The Idol of the Ideal Marriage
Part of my struggle came from holding onto a picture of the “ideal marriage.” I had absorbed images of what a “perfect husband” should look like. When my real marriage didn’t match the dream, I was tempted to personally attempt to shape my husband into that image.
But an idolized picture of marriage is not the same as God’s design for marriage.
God didn’t give me a flawless partner to fulfill all my needs; He gave me a real man with strengths and weaknesses, so that both of us could learn what it means to love sacrificially, and learn to love someone who—at times—is difficult to love.
The marriage I actually have—the one full of dirty clothes on the floor, mismatched temperaments, and unpolished communication—is the marriage God has entrusted to me.
This is where holiness is forged.
The Freedom of Love
When I stop making my husband a project, I discover something unexpected: freedom.
He feels free to be himself, and I feel free to love without strings attached.
True love doesn’t say, “I’ll love you when you change.” True love says, “I love you as you are, and I trust God with the rest.” This kind of love creates the very conditions where growth can take root.
It reminds me of Galatians 5:1: “It is for freedom that Christ has set us free.” Marriage is not a contract of control but a covenant of freedom. In that freedom, real intimacy blossoms.
This plays out in small, ordinary choices.
When he loads the dishwasher “wrong,” I can point out his mistake—or I can thank him for helping and either rearrange it or simply let it be.
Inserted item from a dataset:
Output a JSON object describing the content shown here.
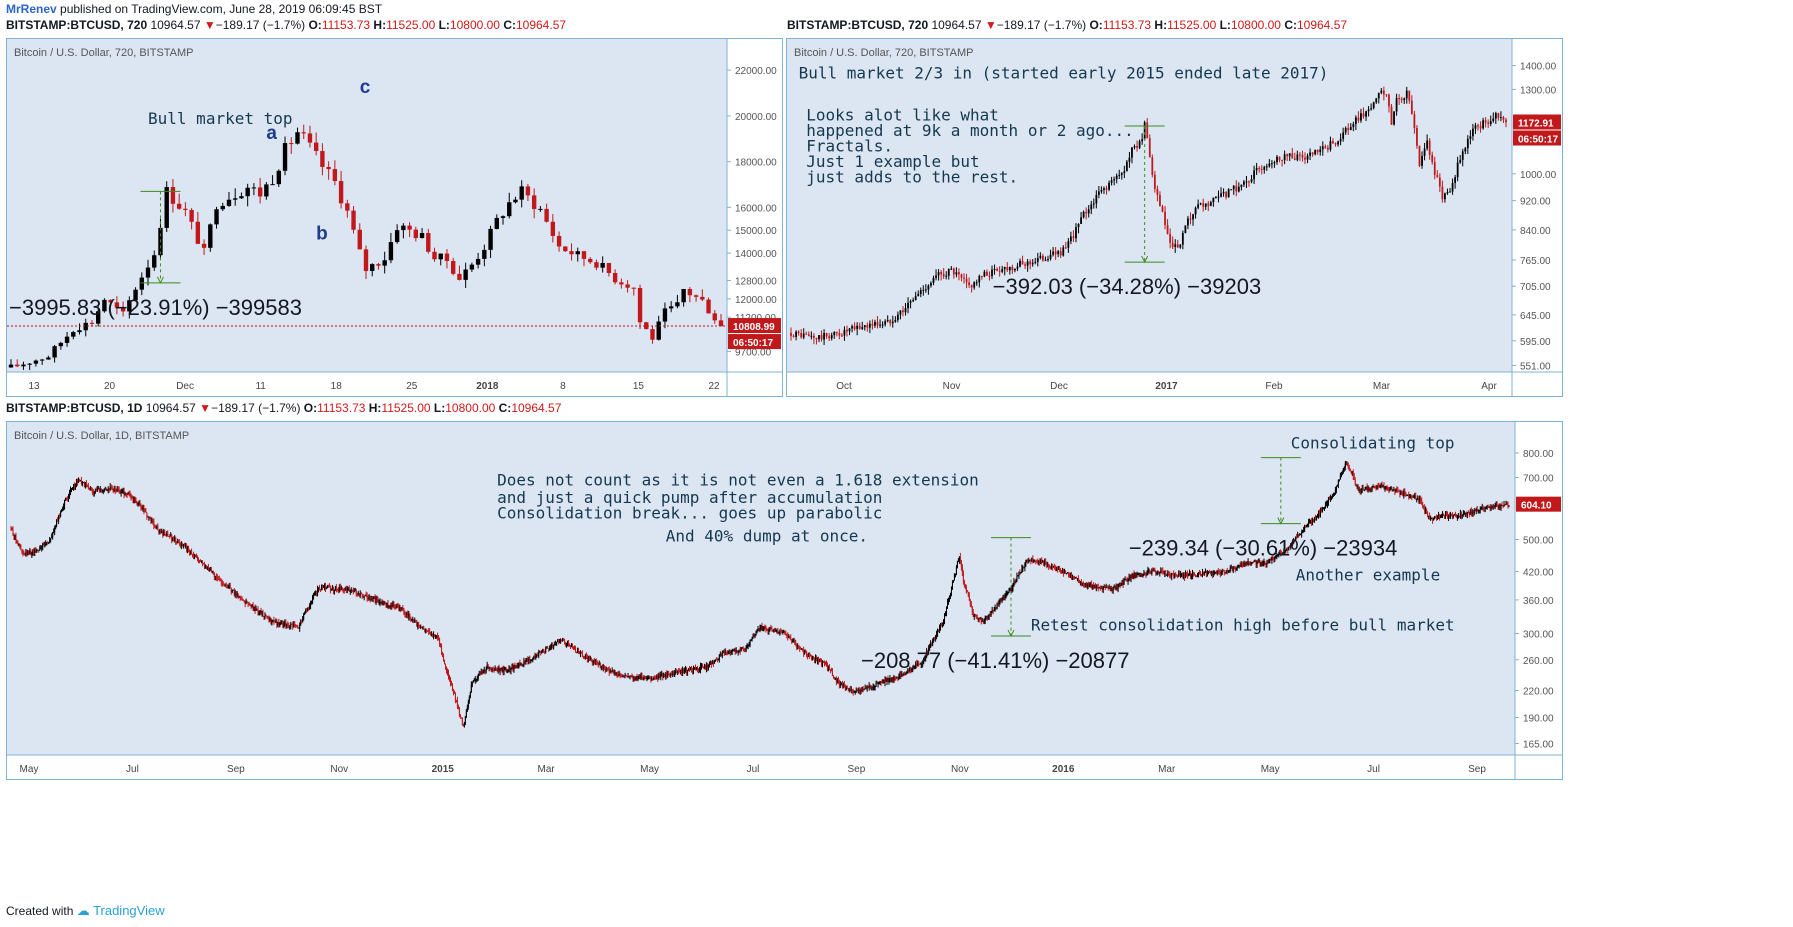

When he handles the kids differently than I would, I can step in and correct him—or I can trust his way is valid and good enough.
When he forgets a detail I asked him to remember, I can keep a tally of his carelessness—or I can let it slide and choose not to let bitterness take root.
These are not dramatic acts of sacrifice, but daily acts of surrender. They are the building blocks of peace in a lasting marriage.
Self-Examination
In all of this, I’m learning to ask myself: Why do I want to pick this battle?
Is it because I want control?
Is it because I fear being unseen or unloved?
Or is it truly because it matters for the good of our family and our faith?
Most of the time, if I’m honest, the battle is about me—my preferences, my pride, my way of doing things. And when that’s the case, laying it down becomes an act of humility and worship.
The Larger Witness
Finally, I see that the way I love my husband is not just about us. Our marriage is meant to be a picture of Christ’s love for the church. When I extend grace, patience, and acceptance, I am living out the truth of the gospel in my home.
The world doesn’t need more marriages that look perfect on the outside but are cold on the inside. It needs marriages that reflect the warmth of Christ’s love—forgiving, faithful, sacrificial, messy, real.
Choosing Peace
So I return to the small, ordinary moments that make up a marriage. Do I correct, critique, insist—or do I choose love, grace, and peace?
I don’t always get it right. Sometimes I speak too quickly, press too hard, or hold onto my pride. Sometimes I let the little things get to me, speak biting words, or roll my eyes in disdain.
But when I remember that I am not my husband’s project manager, and definitely not his savior, I breathe easier.
I am his wife, his companion, his friend.
And in loving him as he is today, I mirror the love of the One who loved me first—not when I was perfect, but while I was still a work in progress.